Puritan Board Senior
Our family uses the blue Book of Psalms for Worship. I made the decision for us to use this version because I found the 1650 Psalter‘s older language created an even larger barrier for my wife and children to begin a relatively new practice of Psalm singing. I am looking for some practical advise on some of the longer Psalms (ex. Psalm 18 and Psalm 119). Of course I prefer if possible to sing the entire Psalm with a single tune. However, the Blue book will often split them up. Still generally it is easy to use the Psalm tune we learned to sing for the first half of the psalm for the second half even if the book splits it up (ex. 85A & 85B) Or having to learn 2 tunes for a single Psalm is not too bad (ex. 9A & 9B).
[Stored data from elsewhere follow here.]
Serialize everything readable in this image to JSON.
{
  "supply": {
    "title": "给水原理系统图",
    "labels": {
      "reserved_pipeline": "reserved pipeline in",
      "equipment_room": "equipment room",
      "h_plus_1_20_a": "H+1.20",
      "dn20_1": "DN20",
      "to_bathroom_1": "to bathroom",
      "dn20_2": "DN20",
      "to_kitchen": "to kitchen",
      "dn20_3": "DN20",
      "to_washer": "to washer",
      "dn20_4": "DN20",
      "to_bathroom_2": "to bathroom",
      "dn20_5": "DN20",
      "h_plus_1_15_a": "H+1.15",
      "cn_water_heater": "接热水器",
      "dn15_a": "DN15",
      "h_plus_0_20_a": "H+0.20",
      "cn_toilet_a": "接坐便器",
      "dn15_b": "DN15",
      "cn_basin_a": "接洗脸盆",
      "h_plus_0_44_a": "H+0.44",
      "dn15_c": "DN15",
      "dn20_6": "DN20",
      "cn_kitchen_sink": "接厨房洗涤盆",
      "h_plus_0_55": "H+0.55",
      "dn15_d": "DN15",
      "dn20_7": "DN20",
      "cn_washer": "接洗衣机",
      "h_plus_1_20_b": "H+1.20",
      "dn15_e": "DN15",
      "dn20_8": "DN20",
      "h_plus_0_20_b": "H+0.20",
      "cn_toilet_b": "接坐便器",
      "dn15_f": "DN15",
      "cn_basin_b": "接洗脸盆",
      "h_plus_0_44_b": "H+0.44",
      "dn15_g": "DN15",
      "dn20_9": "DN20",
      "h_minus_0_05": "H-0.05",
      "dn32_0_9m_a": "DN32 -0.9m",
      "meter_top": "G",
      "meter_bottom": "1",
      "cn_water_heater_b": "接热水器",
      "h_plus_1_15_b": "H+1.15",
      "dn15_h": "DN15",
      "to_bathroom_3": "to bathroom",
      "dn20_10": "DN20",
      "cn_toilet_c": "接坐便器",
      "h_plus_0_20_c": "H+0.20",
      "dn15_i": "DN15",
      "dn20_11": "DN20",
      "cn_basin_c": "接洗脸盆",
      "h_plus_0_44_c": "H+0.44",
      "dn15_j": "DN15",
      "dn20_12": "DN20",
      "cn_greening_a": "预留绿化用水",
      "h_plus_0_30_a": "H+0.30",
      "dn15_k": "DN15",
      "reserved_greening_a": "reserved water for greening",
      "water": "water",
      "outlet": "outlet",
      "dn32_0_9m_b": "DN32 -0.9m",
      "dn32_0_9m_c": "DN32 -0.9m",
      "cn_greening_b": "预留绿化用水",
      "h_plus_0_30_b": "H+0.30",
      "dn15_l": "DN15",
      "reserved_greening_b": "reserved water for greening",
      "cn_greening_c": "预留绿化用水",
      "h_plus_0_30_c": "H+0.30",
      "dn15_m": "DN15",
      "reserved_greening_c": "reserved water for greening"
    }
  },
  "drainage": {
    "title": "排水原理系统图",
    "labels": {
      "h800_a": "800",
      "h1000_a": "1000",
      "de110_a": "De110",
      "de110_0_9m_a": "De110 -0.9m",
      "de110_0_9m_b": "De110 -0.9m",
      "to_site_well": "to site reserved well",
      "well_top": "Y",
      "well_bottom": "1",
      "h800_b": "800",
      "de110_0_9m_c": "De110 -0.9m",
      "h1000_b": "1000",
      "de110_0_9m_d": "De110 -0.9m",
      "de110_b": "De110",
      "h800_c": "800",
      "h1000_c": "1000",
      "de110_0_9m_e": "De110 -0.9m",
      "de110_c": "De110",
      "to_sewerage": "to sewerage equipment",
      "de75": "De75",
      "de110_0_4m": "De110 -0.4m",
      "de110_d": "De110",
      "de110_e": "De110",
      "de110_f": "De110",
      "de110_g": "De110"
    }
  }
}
However I am seeing that because of the organization of some of the Psalms (17, 18, 119), that this method is not as feasible because of the structure. Now to be clear, I do not mind learning 4-5 tunes to sing Psalm 18, but I was looking for some practical advise from more experienced Psalm singers. Ideally, we would like to sing a Psalm all the way through with a single tune. This of course is a strength of the 1650 Scottish Psaslter, but I am trying to see if there are other options.

P.S. If the 1650 would be my only other option for Psalm 18 and 119, can you provide good tune recommendations for singing those all the way through?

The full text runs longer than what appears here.